Ovulatie-inductie (OI) is voor vrouwen die geen of een heel onregelmatige ovulatie (eisprong) hebben. Bij deze behandeling krijg je hormonen toegediend in de vorm van tabletten of injecties. Deze hormonen zorgen voor de rijping van een eitje en stimuleren de eisprong.
In-vitrofertilisatie (IVF) wordt ook wel ‘reageerbuisbevruchting’ genoemd en betekent letterlijk ‘bevruchting in glas’. De bevruchting vindt namelijk buiten je lichaam plaats. Voordat dit gebeurt, krijg je een hormoonbehandeling om meerdere eitjes te laten rijpen. Als de eitjes voldoende gerijpt zijn, worden ze met een holle naald uit de eiblaasjes (follikels) gezogen. Dit wordt ‘follikelpunctie’ genoemd. De eitjes en de zaadcellen worden vervolgens bij elkaar gebracht in een glazen bakje, waarbij er hopelijk een eicel en zaadcel samensmelten tot een embryo. Het embryo wordt vervolgens teruggeplaatst in de baarmoeder. Wanneer dit embryo zich innestelt, ben je zwanger.
Intracytoplasmatische sperma-injectie (ICSI) lijkt op IVF, maar de werkwijze in het laboratorium is net even anders. Bij een ICSI-behandeling wordt namelijk voor elke eicel slecht één zaadcel gebruikt. De zaadcel wordt rechtstreeks in de eicel geïnjecteerd. Wanneer er een bevruchting plaatsvindt, wordt het embryo binnen enkele dagen teruggeplaatst in de baarmoeder, net als bij IVF. ICSI wordt vooral toegepast wanneer blijkt dat de zaadkwaliteit van je partner onvoldoende is.

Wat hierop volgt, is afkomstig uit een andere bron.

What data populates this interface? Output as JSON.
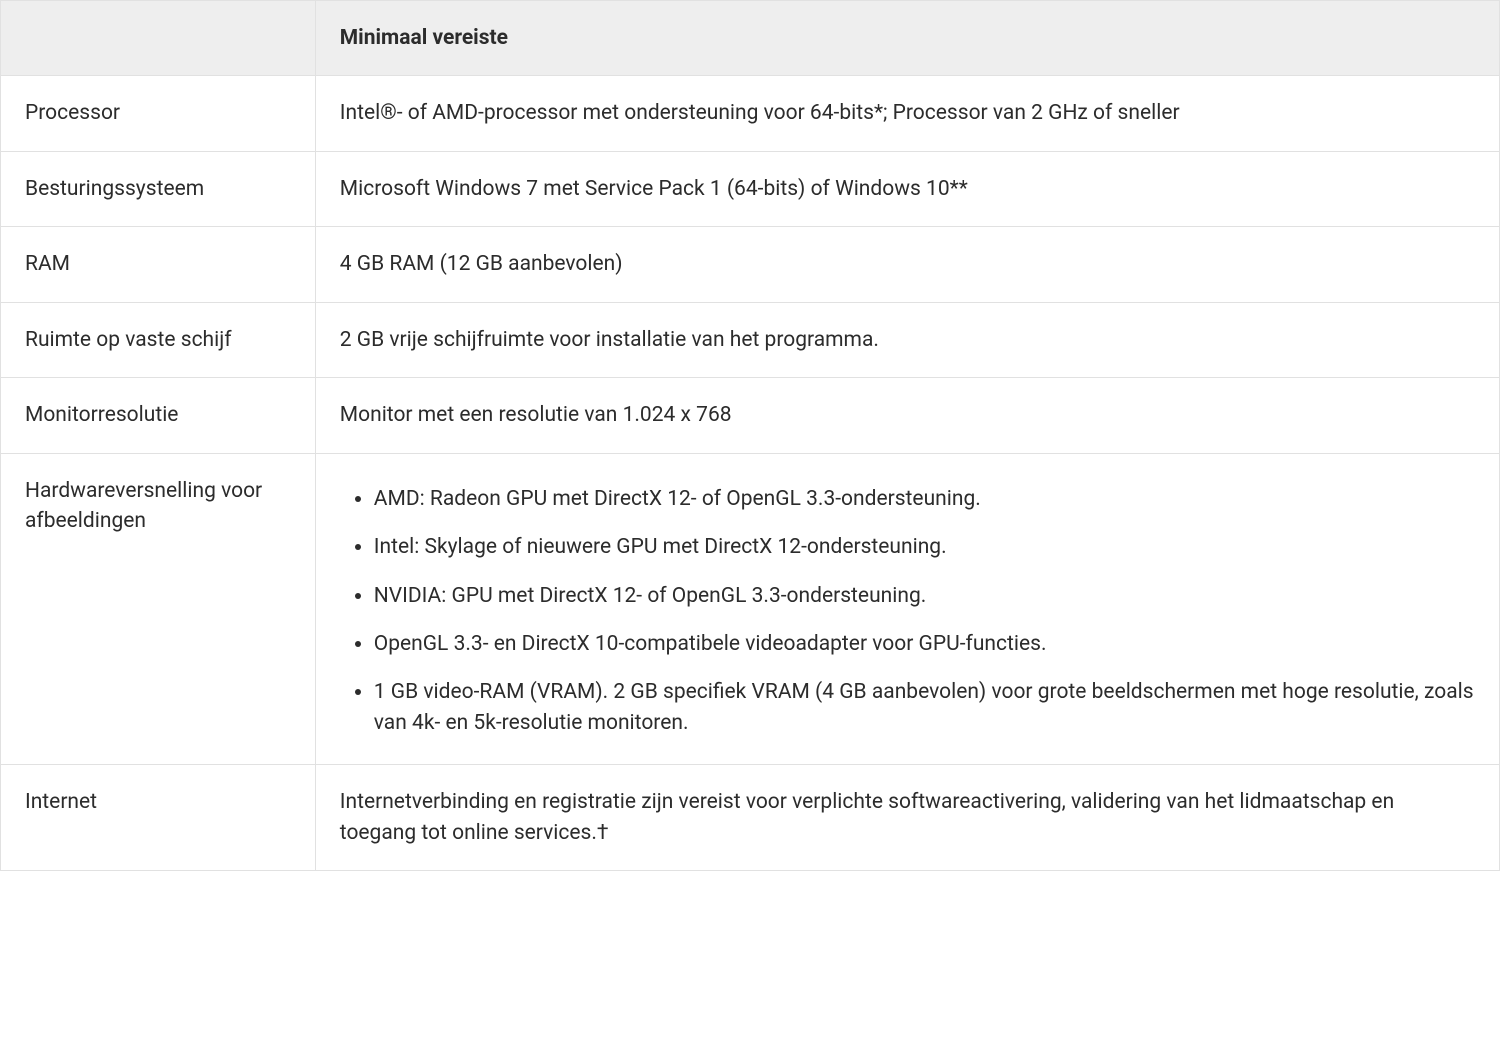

Bij intra-uteriene inseminatie (IUI) wordt het zaad eerst bewerkt en tijdens de eisprong teruggeplaatst in de baarmoeder. Een IUI-behandeling kan plaatsvinden tijdens een natuurlijke cyclus, maar het kan ook zijn dat je hormonen toegediend krijgt die de rijping van de eicellen stimuleren. Als de eiblaasjes groot genoeg zijn wordt de eisprong opgewekt en wordt het zaad door middel van een dun slangetje in de baarmoeder geplaatst.
Deze vruchtbaarheidsbehandeling is geschikt wanneer het zaad van je partner van slechte kwaliteit is of als hij helemaal geen zaadcellen produceert. Bij deze vruchtbaarheidsbehandeling wordt namelijk het sperma van een donor gebruikt en met een dun slangetje in de baarmoeder gebracht. Deze behandeling is dus ook mogelijk wanneer je geen partner hebt.
Wanneer je als vrouw onvruchtbaar blijkt te zijn, maar wel een functionerende baarmoeder hebt, kan eiceldonatie een optie zijn. Er worden dan eicellen van een donatrice samengebracht met de zaadcellen van je partner. Deze bevruchte eicellen worden vervolgens bij jou teruggeplaatst. Voor deze behandeling is een IVF-traject noodzakelijk.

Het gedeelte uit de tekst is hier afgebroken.